I do love fishcakes. Tend not to make them often. Hate the telltale fishy waft hours (sometimes days) after cooking so I avoid pan frying fish. Don’t like fishy smelling hands after handling it raw either.

For days my fussy eater 17 year old had been harping on about fish cakes. For as many days I found excuses not to do them.

Ran out of excuses. Got the fish out as well as some of my homemade Tikka Paste (made in the Thermomix – it is the best make once a month condiment!).

Once again, my Thermomix has me saying, “Fool! Why didn’t you try this earlier?!”

I threw all the ingredients in the TM bowl. It took six seconds using the “Turbo” function to chop and mix ingredients. Yes, SIX SECONDS.

And it is not mushy because? The blade on the Turbo setting is fine tuned to go to the highest speed (10) for split seconds (half, one or two – you choose) so the ingredients are chopped (not blended) to perfection.

Then, to avoid touching the fish mixture (I hear all you Master Chefs groaning and see your rolling eyes. I apologise – just being honest – I’m squeamish!), I used a silicone spatula to scoop enough out to fill a small bowl. I then tipped the contents out onto oiled grease proof paper.

Again, using the spatula, I flattened the top and patted it into a nice neat circle.

I brushed the tops with olive oil and baked them in a pre-heated 180C oven for 20 minutes.

No photos of the cooked cakes because they were devoured! They don’t look as good as shallow or deep fried fish cakes or fish cakes coated in breadcrumbs. They are not a light as fish cakes bound together with cornstarch, potato or egg. The flip side is I used very little oil to cook them, they are so quick to make, are gluten, egg and carb free and they still taste amazing! And my kitchen doesn’t smell!

A brilliant new addition to the quick dinners list to make me appear goddess-like to non Thermomix users! And just think: instead of Tikka Paste, add a Thai, Cajun, Mexican, Chinese, Middle Eastern or other cuisine equivalent and you have an international recipe!

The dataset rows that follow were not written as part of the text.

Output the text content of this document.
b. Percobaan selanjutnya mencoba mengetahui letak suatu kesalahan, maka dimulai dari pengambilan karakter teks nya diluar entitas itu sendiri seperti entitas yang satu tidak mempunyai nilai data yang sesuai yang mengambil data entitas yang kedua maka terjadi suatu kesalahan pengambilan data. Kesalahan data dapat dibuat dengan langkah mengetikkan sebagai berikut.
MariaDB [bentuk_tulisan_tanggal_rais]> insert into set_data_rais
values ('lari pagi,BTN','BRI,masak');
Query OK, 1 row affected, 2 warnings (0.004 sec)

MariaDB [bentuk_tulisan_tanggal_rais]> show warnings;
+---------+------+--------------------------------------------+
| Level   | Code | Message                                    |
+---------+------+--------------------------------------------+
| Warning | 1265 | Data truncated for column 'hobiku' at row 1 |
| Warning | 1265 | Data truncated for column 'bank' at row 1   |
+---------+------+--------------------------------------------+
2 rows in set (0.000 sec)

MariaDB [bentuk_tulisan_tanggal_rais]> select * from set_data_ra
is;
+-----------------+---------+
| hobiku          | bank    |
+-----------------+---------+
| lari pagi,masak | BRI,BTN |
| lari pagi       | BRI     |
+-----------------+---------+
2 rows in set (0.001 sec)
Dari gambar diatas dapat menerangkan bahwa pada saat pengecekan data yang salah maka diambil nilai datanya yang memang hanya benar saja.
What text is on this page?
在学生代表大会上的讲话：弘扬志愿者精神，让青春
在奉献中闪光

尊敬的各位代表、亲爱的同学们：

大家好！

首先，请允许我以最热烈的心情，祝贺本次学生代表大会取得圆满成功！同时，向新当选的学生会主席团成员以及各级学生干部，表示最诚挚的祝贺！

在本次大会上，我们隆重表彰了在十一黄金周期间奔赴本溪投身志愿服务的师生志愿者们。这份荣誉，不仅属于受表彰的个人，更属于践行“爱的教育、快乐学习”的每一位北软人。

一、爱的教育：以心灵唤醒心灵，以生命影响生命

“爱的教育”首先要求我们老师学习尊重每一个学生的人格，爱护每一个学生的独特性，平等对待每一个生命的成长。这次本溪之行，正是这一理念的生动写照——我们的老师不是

Oh, and a quick 60 sec self wash of the TM bowl at 60C at speed 6, with a drop of washing up liquid before putting it in the dishwasher, ensures there’s no fish smell in there either!

Just when I think there are no more time and effort saving discoveries, my Thermomix finds another show stopper to get excited about! Three years on, the love affair continues!

If you are not familiar with the Thermomix, want a demonstration? Contact me (details above). No obligation, just lots of enthusiasm!

And right now, till the beginning of February you have the chance to buy this amazing (approx) 30x32x41 cm kitchen (well, not quite: you will need a chopping board, knife, bin and oven!) on a 10 month interest free plan! Don’t wait…. this is the kitchen of the future! That’s my plug done!


500g cod (skinless and boneless fillet)

1 heaped tbsp Tikka Paste

Small handful of coriander leaves

8-10 green beans cut into thirds

1/2 tsp salt

Olive oil

Preheat oven to 180C. Line a baking tray with greaseproof paper and lightly brush paper with olive oil.

Put all ingredients in TM bowl. With MC on, set to Turbo and blitz on 1 second intervals 5 times. Lift MC and peer in. If need be do 1 more second to make sure it is chopped but no more!

Using a silicone spatula, scoop some of the mixture into a small bowl and gently firm down. Invert the bowl onto the baking tray and let the moulded mixture drop out. Using the spatula, gently flatten the top and round the edges into a disc. Repeat till all the mixture is used (I made 4 large and 2 medium patties). Brush the tops with olive oil. Roast for 20-25 minutes. Serve as you will!